Shares of Nelcast Limited witnessed a significant surge today. The stock opened trading at Rs 120.65, a 1.2% decrease compared to the previous day’s closing price of Rs 122.15 per share on the BSE. Despite opening lower than the previous day’s closing price, it hit the upper circuit price limit of 20%.
As of writing this article, the stock is trading at Rs 146.55, which represents a 19.98% increase from its previous closing price. Moreover, it has reached a 52-week high price of Rs 146.55 per share on the BSE.
With a market capitalization of Rs 1275 crore, the stock has demonstrated outstanding performance in recent periods, yielding a 60% return in the last six months. Furthermore, it has generated an impressive multibagger return of 161% over the last three years.
On observing the daily candlestick chart of the company’s stock, it is evident that it engulfs more than 20 previous day’s trading candles on the daily time frame, depicting significant bullishness on the chart.
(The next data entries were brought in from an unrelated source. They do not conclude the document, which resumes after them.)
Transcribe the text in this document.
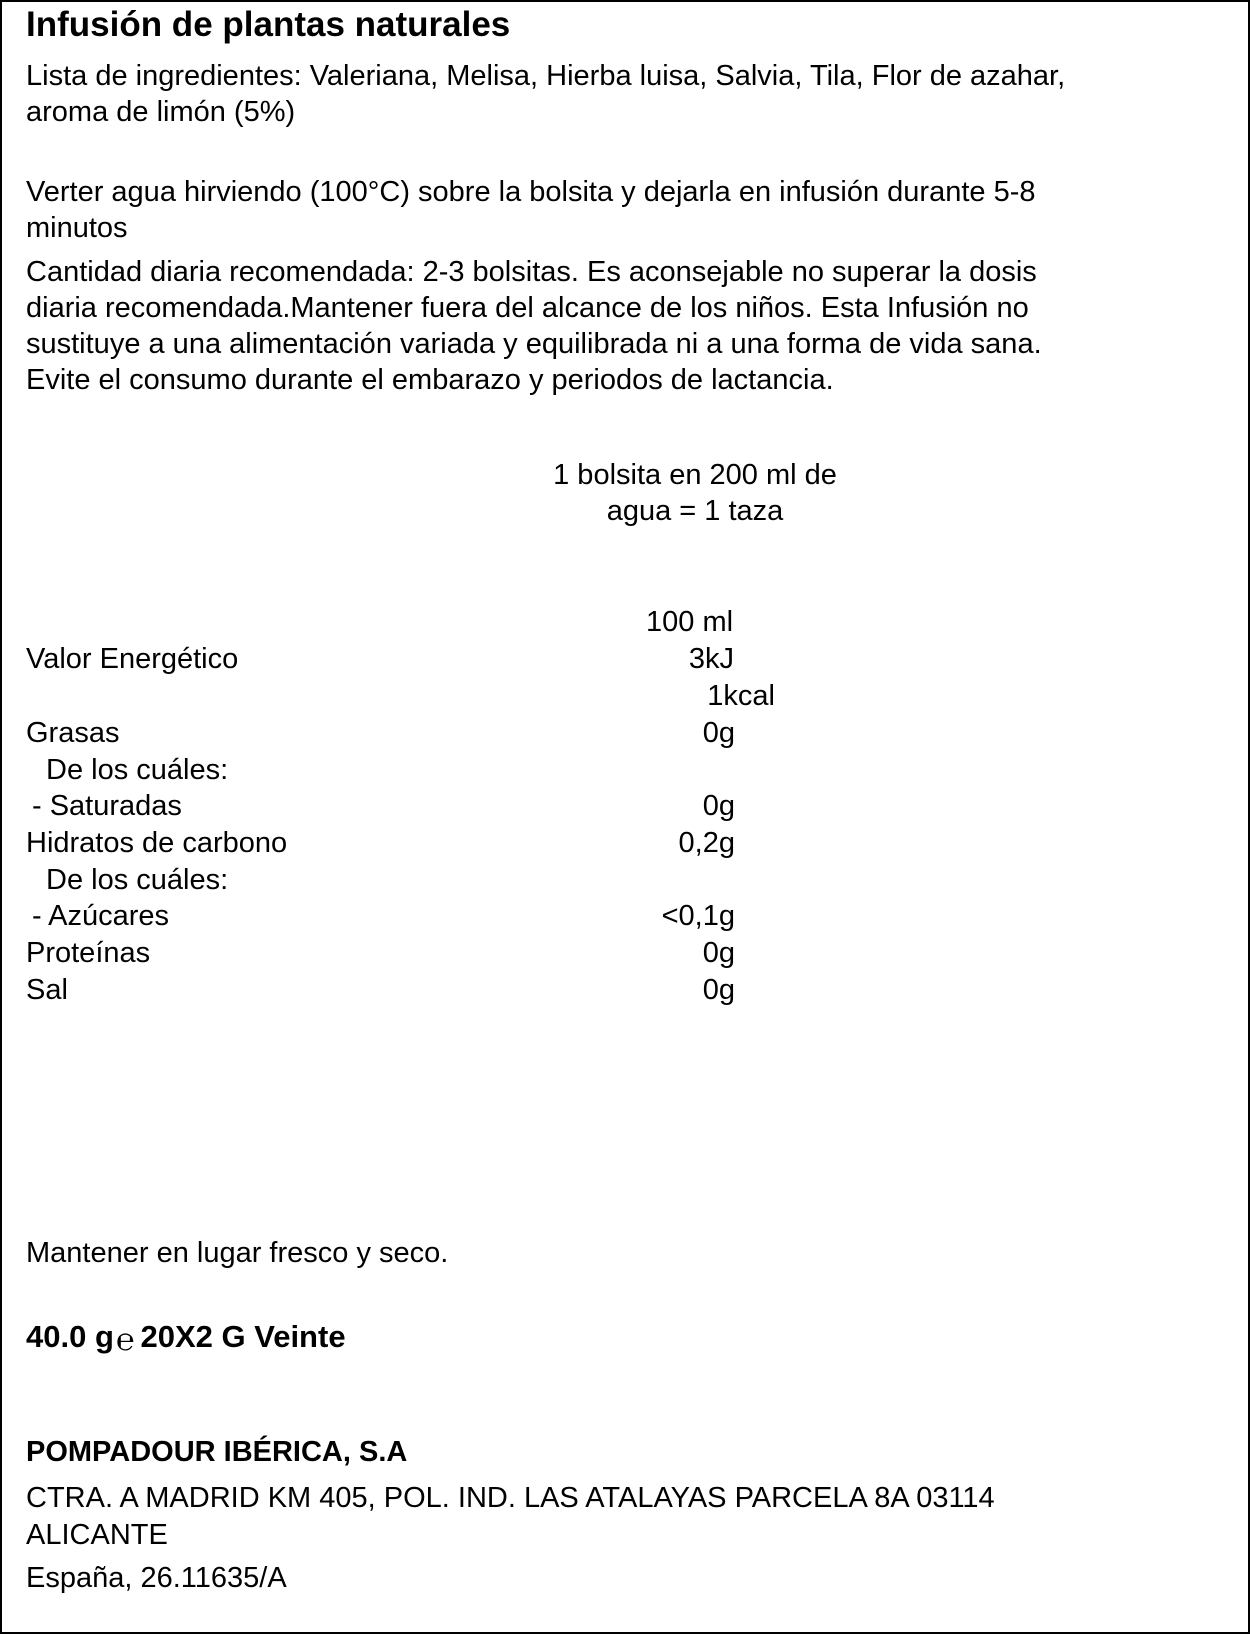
Infusión de plantas naturales
Lista de ingredientes: Valeriana, Melisa, Hierba luisa, Salvia, Tila, Flor de azahar,
aroma de limón (5%)
Verter agua hirviendo (100°C) sobre la bolsita y dejarla en infusión durante 5-8
minutos
Cantidad diaria recomendada: 2-3 bolsitas. Es aconsejable no superar la dosis
diaria recomendada.Mantener fuera del alcance de los niños. Esta Infusión no
sustituye a una alimentación variada y equilibrada ni a una forma de vida sana.
Evite el consumo durante el embarazo y periodos de lactancia.
1 bolsita en 200 ml de
agua = 1 taza
100 ml
Valor Energético	3kJ
1kcal
Grasas	0g
De los cuáles:
- Saturadas	0g
Hidratos de carbono	0,2g
De los cuáles:
- Azúcares	<0,1g
Proteínas	0g
Sal	0g
Mantener en lugar fresco y seco.
40.0 g℮ 20X2 G Veinte
POMPADOUR IBÉRICA, S.A
CTRA. A MADRID KM 405, POL. IND. LAS ATALAYAS PARCELA 8A 03114
ALICANTE
España, 26.11635/A
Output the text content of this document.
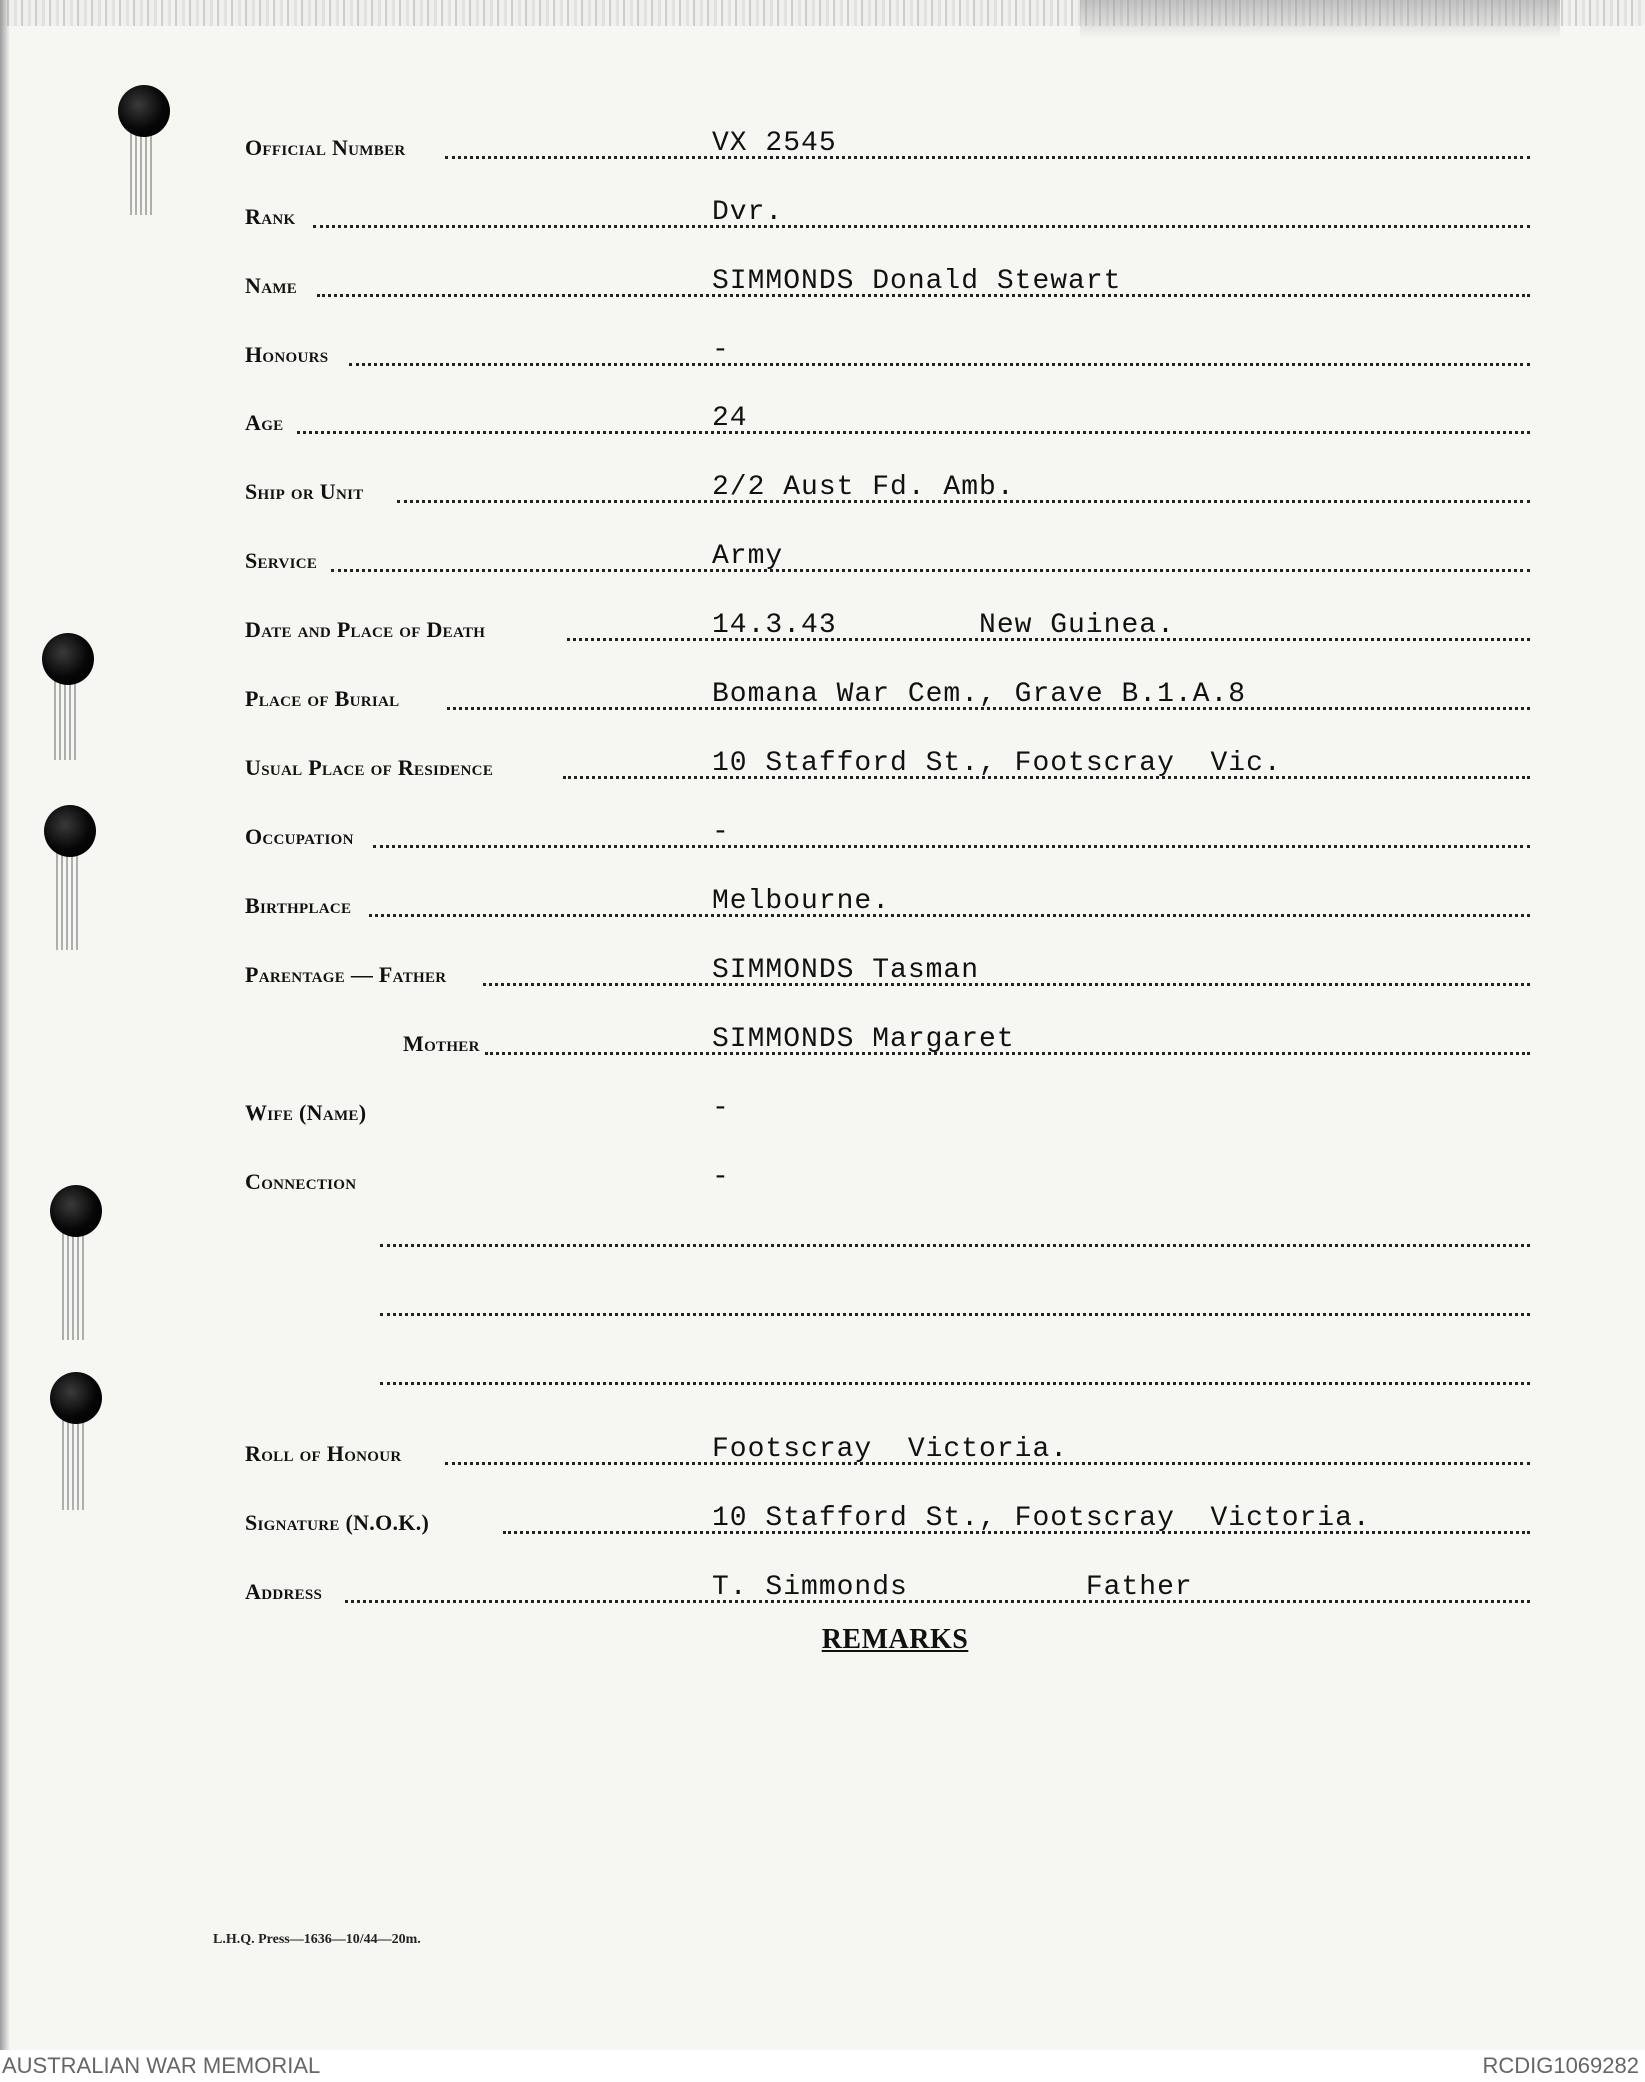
Official Number	VX 2545
Rank	Dvr.
Name	SIMMONDS Donald Stewart
Honours	-
Age	24
Ship or Unit	2/2 Aust Fd. Amb.
Service	Army
Date and Place of Death	14.3.43        New Guinea.
Place of Burial	Bomana War Cem., Grave B.1.A.8
Usual Place of Residence	10 Stafford St., Footscray  Vic.
Occupation	-
Birthplace	Melbourne.
Parentage — Father	SIMMONDS Tasman
Mother	SIMMONDS Margaret
Wife (Name)	-
Connection	-
Roll of Honour	Footscray  Victoria.
Signature (N.O.K.)	10 Stafford St., Footscray  Victoria.
Address	T. Simmonds          Father
REMARKS
L.H.Q. Press—1636—10/44—20m.
AUSTRALIAN WAR MEMORIAL	RCDIG1069282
What’s more, it is trading at all-time high levels, which we commonly refer to as the ‘blue sky zone.’ Most likely, it will reach significant levels of Rs 150 per share.
Here is the chart presentation on the daily time frame:
Nelcast Limited is an Indian-based manufacturer specializing in the production of ductile and grey iron castings. The company’s operations extend beyond India, encompassing North America, Europe, and Southeast Asia. It serves a prestigious clientele consisting of original equipment manufacturers (OEMs) and tier-1 customers across various sectors, including commercial vehicles, tractors, off-highway equipment, railways, and passenger vehicles.
With a combined installed production capacity of approximately 160,000 metric tons per annum, it offers a diverse range of products, including commercial components, tractor and farm equipment parts, off-highway and military components, railway components, SUV, and car parts, as well as powertrain components.
Furthermore, it operates three manufacturing facilities strategically located in Ponneri, Tamil Nadu, as well as Gudur and Pedapariya in Andhra Pradesh. These facilities are dedicated to the fabrication and production of a wide array of casting components.
In the June quarter of FY24, the company’s revenue from operations experienced a modest decline of 0.84% YoY, decreasing from Rs 295 crore to Rs 293 crore. The company reported an operating profit of Rs 19.34 crore, compared to Rs 19 crore in the corresponding quarter last year, resulting in an operating profit margin of 6.61%.
Meanwhile, the net profit of the company amounted to Rs 7.18 crore, a slight decrease compared to the profit of Rs 7.77 crore in the corresponding quarter last year. In the last quarter of FY23, the company reported a net profit of Rs 4.48 crore.
The company’s ROE and ROCE stand at 9.6% and 6.60%, respectively. The price-to-book value ratio is 2.7 times, and the shares are trading at a price-to-earnings ratio of 43.8 times in the market.
Investors should keep an eye on this stock as it looks promising on the chart and could potentially outperform in the future.
Disclaimer: This blog has been written exclusively for educational purposes. The securities mentioned are only examples and not recommendations. It is based on several secondary sources on the internet and is subject to changes. Please consult an expert before making related decisions.